FAO improves electronic voucher system for Uasin Gishu farmers – Kenya News Agency
The Food and Agriculture Organization of the United Nations (FAO) sponsored a farmer training program led by Kenya Management Information System (KIAMIS), an awareness program on the use of digital platforms, to reduce production costs in Uasin Gishu County.
About 25 farmers in Tapsagoi Ward, Turbo sub-county, are among the first beneficiaries of a Food and Agriculture Organization (FAO) training initiative, with support from the United Nations.
Uasin Gishu County Agriculture Director Julius Rotich said the move aims to provide farmers with access to agricultural inputs at a subsidized cost, in the right quantities and at the right time.
“We have had training which is more of an outreach and state review to check how far the system has gone in terms of implementation by putting all the farmers in our county under one platform which is KIAMIS “said Rotich.
The County aims to connect and manage farmers by helping them access agricultural inputs in the correct way and of the best certified quality.
The National Value Chain Support Program (NVCSP) has the mandate to verify on the system the challenges encountered by the system and the improvements made so far.
“This system will help Uasin Gishu farmers to exchange their vouchers and conversations with agricultural dealers and we are encouraging its roll-out to other sub-counties,” Rotich explained.
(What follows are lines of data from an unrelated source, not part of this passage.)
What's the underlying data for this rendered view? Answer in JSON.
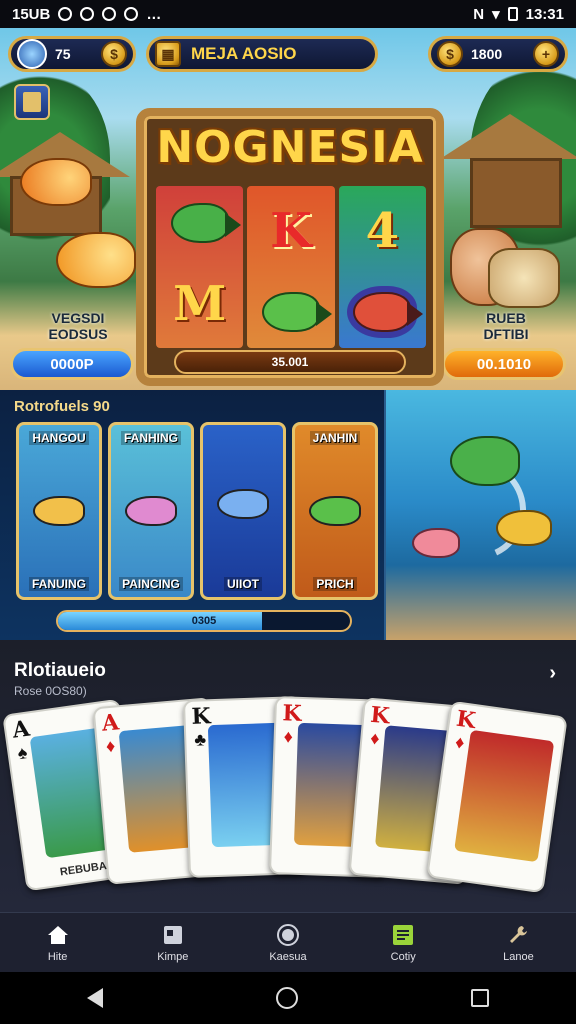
{
  "status_bar": {
    "time_left": "15UB",
    "time_right": "13:31"
  },
  "top_bar": {
    "balance": "75",
    "title": "MEJA AOSIO",
    "coins": "1800"
  },
  "slot": {
    "title": "NOGNESIA",
    "symbols": [
      "K",
      "4",
      "M"
    ],
    "bar_text": "35.001"
  },
  "left_panel": {
    "label_line1": "VEGSDI",
    "label_line2": "EODSUS",
    "button": "0000P"
  },
  "right_panel": {
    "label_line1": "RUEB",
    "label_line2": "DFTIBI",
    "button": "00.1010"
  },
  "fishing": {
    "title": "Rotrofuels 90",
    "cards": [
      {
        "top": "HANGOU",
        "bottom": "FANUING"
      },
      {
        "top": "FANHING",
        "bottom": "PAINCING"
      },
      {
        "top": "",
        "bottom": "UIIOT"
      },
      {
        "top": "JANHIN",
        "bottom": "PRICH"
      }
    ],
    "progress": 0.7,
    "progress_label": "0305"
  },
  "cards_section": {
    "title": "Rlotiaueio",
    "subtitle": "Rose 0OS80)",
    "cards": [
      {
        "rank": "A",
        "suit": "♠",
        "footer": "REBUBA"
      },
      {
        "rank": "A",
        "suit": "♦",
        "footer": ""
      },
      {
        "rank": "K",
        "suit": "♣",
        "footer": ""
      },
      {
        "rank": "K",
        "suit": "♦",
        "footer": ""
      },
      {
        "rank": "K",
        "suit": "♦",
        "footer": ""
      },
      {
        "rank": "K",
        "suit": "♦",
        "footer": ""
      }
    ]
  },
  "bottom_nav": [
    {
      "label": "Hite",
      "icon": "home-icon"
    },
    {
      "label": "Kimpe",
      "icon": "book-icon"
    },
    {
      "label": "Kaesua",
      "icon": "circle-icon"
    },
    {
      "label": "Cotiy",
      "icon": "list-icon"
    },
    {
      "label": "Lanoe",
      "icon": "wrench-icon"
    }
  ],
  "colors": {
    "gold": "#e4b25e",
    "accent_blue": "#2a8ad8",
    "accent_orange": "#e06a0a"
  }
}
The systems are designed to help farmers in the 30 wards of the county and Tapsagoi was chosen as a pilot program to verify the authenticity of the system.
The system was tested last year and there are a few challenges that require improvements to be made to further improve the system to perfection.
Some of the recommendations presented to developers include: delay in receiving payment messages, technical issues, and levying an electronic transaction surcharge.
The meeting was attended by agro-traders who provide inputs, farmers who benefited from the training, a team from Kilimo in charge of the program.
“The challenges can be explained this way, Kenya Commercial Bank (KCB) holds the account, we have Safaricom with M-pesa and often farmers will come and complain that the system is blocked. Safaricom’s message is available to the farmer but agro-traders have not yet received the message, a kind of ecosystem operation. So, the objective now is to bring these three players together on the same platform to receive transaction messages at the same time and to exterminate the period of time lived, ”he explained.
The program will be of great importance to the county should the national government provide a fertilizer and seed subsidy program.
The system will also help the county government through an extension program to solve their chronic problem of reaching and training farmers in rural areas.
Rotich said that with one click, they will be able to connect with farmers in the field to access information on challenges due to data available from registered farmers on one platform.
The county will use criteria to identify who is a farmer and categorize them into various categories such as value chain, land size such as large-scale farmers, medium-sized farmers, and small farmers.
The benefits of the system are that it will help the county understand the amount of agricultural inputs such as corn, avocados, coffee that will be produced and help farmers use the electronic voucher system. This will help both the national government and the county government to properly plan for the county’s food security and production day projection.
The Kenya Bureau of Standard (KEBS) provided estimate data and it does so after some time on food production estimates. The KIAMIS will be an accurate number instantly at the click of a button.
Another proposal aims to create an independent body that will regulate agricultural inputs such as the Energy Regulatory Commission (ERC) which has stabilized the oil market in the country. An independent entity will be able to solve the eternal challenge of the agricultural industry by protecting the farmers.
“FAO has been very supportive of the development of this software which has been successful in other countries, including Zambia, but needs to be modified to suit the Kenyan context,” Rotich reiterated.